GSoC 2021 with SCoRe Lab — Week 10

Published in

SCoRe Lab

3 min readAug 4, 2021

tl;dr — This is the eleventh article of my journey into the Google Summer of Code 2021 with SCoRe Lab. Here I discuss week ten (26th of July to 1st of August) of my GSoC experience.

So what happened this week?

In this week, my task was to create the endpoint to handle scans results file downloading. In our DNSTool system, a user can submit scans and the system will do scans for the provided resources. The results of the scans are stored in Google Cloud Storage. The data is stored in buckets and it is not accessible to the general public. So my task was to provide the user the ability to download their specific scan results without directly interacting with Google Cloud Storage. For this situation, as I mentioned in my previous blog post, I created a custom service account file where I generated a private key for the specific user and for their specific scan and stored the relevant public key in our Firebase RealTime Database.

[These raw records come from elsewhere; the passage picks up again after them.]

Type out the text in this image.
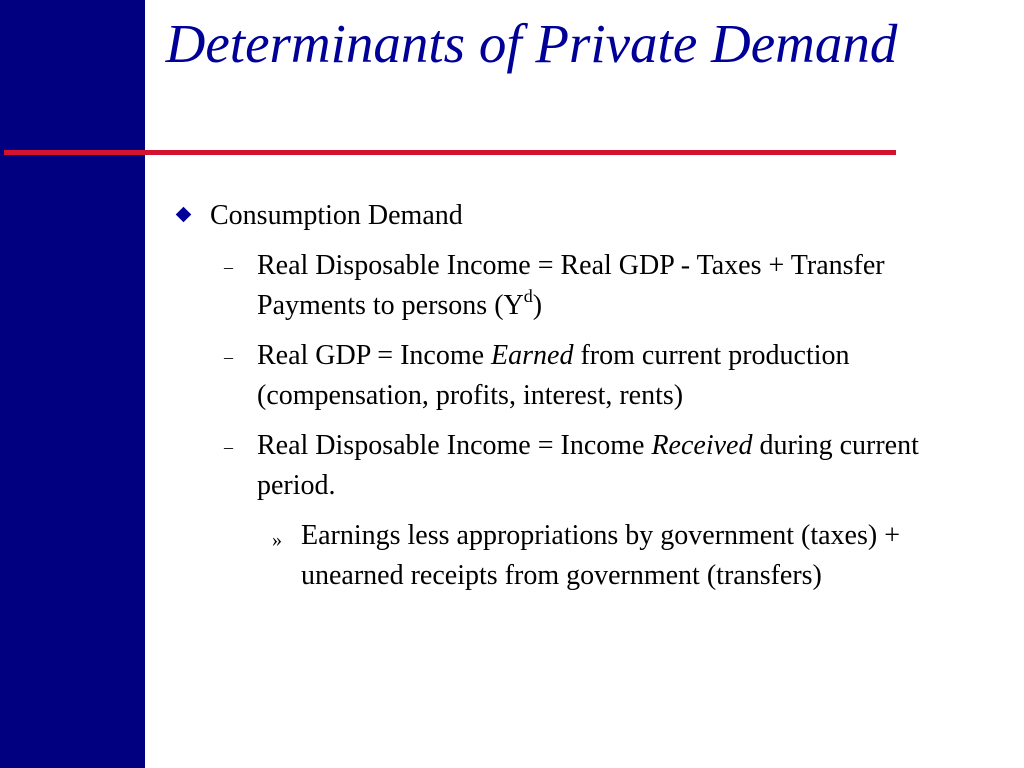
Determinants of Private Demand

Consumption Demand

– Real Disposable Income = Real GDP - Taxes + Transfer Payments to persons $(Y^d)$

– Real GDP = Income Earned from current production (compensation, profits, interest, rents)

– Real Disposable Income = Income Received during current period.

» Earnings less appropriations by government (taxes) + unearned receipts from government (transfers)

For this task, in our DNSTool-CLI, the user can provide their service account JSON file and download their respective scan files. To support this feature, I had to implement the following two endpoints.

GET /list-downloads
GET /download/<path:path>

Suppose there are 5 files in the scan results in Google Cloud Storage, now the user provides their service account JSON file and they can download all the scan results. However, there is a huge problem with this method. According to the RFCs of HTTP implementation, it can respond with one and only one file per request.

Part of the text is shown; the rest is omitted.